Fabrice haussa les épaules et dédaigna de relever la remarque. Il reprit :
— Et elle me sort : « c’est José qui vous envoie ? Il est malade ? Vous êtes tout rouge, vous voulez une orangeade ? »
— Et alors ? bougonna Lorenzo.
— Bah, j’ai bu l’orangeade. Une vraie orange pressée, pas un jus industriel de… Ah cette meuf… C’est trop injuste Lorenzo, la vie… est trop injuste ! Pourquoi ! Mais Pourquoi !!!!
Ce cri du cœur résonna étrangement en Lorenzo qui redevint soudain grave.
— Trop bon, ça, jus d’orange, confirma Jo, se pourléchant les babines.
Lorenzo considéra Fabrice, Seb et Jo avec une sorte de stupeur. Oui, la connerie est une asymptote qui tend vers l’infini alors que l’intelligence est tellement bornée, limitée et si rare.
— Tu comprends que comme il n’a pas achevé le contrat… commença Seb.
— J’suis dans la merde grave ! Il va me tabasser le fion, ce malade de tordu.
— Pas zigouiller femme Patato ! grogna Jo. C’est mal !
— Ouais, mais c’est moi qui va y passer, idiot ! s’exclama Fabrice.

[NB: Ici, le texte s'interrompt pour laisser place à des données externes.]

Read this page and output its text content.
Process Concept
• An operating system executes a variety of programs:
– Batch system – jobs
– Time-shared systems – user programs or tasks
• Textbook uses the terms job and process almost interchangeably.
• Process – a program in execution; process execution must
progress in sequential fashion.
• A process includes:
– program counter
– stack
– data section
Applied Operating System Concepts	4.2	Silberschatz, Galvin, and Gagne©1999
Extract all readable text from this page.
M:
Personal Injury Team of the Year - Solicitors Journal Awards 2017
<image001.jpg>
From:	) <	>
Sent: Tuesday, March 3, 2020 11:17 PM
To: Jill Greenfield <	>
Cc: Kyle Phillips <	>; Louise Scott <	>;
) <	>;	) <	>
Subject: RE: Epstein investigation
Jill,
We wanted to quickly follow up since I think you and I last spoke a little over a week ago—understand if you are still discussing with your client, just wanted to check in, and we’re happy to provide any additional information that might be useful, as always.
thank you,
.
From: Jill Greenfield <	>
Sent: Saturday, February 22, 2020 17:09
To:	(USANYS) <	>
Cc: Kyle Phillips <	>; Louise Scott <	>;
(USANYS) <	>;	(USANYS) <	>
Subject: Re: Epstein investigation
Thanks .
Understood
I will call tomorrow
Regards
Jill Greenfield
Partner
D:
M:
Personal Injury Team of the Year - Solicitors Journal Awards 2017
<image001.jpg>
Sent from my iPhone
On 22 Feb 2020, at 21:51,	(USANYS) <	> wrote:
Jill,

— Non. Jo tordre le tordu.
Un silence pesant s’abattit. Lorenzo se remémora l’enfance des frérots, l’insouciance de leur jeunesse, les rires d’enfants plein de morve, les belles années passées à l’ombre des tours, dans la crasse des sous-sols insalubres, les cris se répercutant par les nuits froides et sans lune, quand enfin, ils avaient trouvé quelques piécettes pour acheter des guimauves chez la vieille Mado.
La vie avait passé et les galères n’avaient pas cessé. Les coups aussi. C’était trop. Trop !
— Il me faut un plan, Lorenzo. Donne-moi une idée !
Lorenzo releva la tête :
— Je vais le faire. Je me charge du contrat.
— Toi ? C’est pas possible, fit Seb.
— Tu le feras pas, fit Fabrice.
— Lorenzo pas tuer personne, fit Jo, pas toi !
Lorenzo se leva, s’étira. Il venait de basculer du côté obscur, c’était devenu un Sith.
Il y a des moments dans la vie ou cela bascule. Ce moment était arrivé pour lui. Il se massa le front craignant de sentir percer des cornes maléfiques. Mais, non, rien, toujours aussi bô. Le changement était intérieur, invisible mais réel.
La société l’avait poussé à cette extrémité parce qu’au fond, il n’est qu’une victime du système, votre honneur… C’est un homme brisé par la vie ! Je plaide les circonstances atténuantes ! Quoi ? Je m’égare… Pardon…
Qu’arriva-t-il ensuite ?
Bah, faudra que tu lises le chapitre suivant, frérot…
Bzzzz !!!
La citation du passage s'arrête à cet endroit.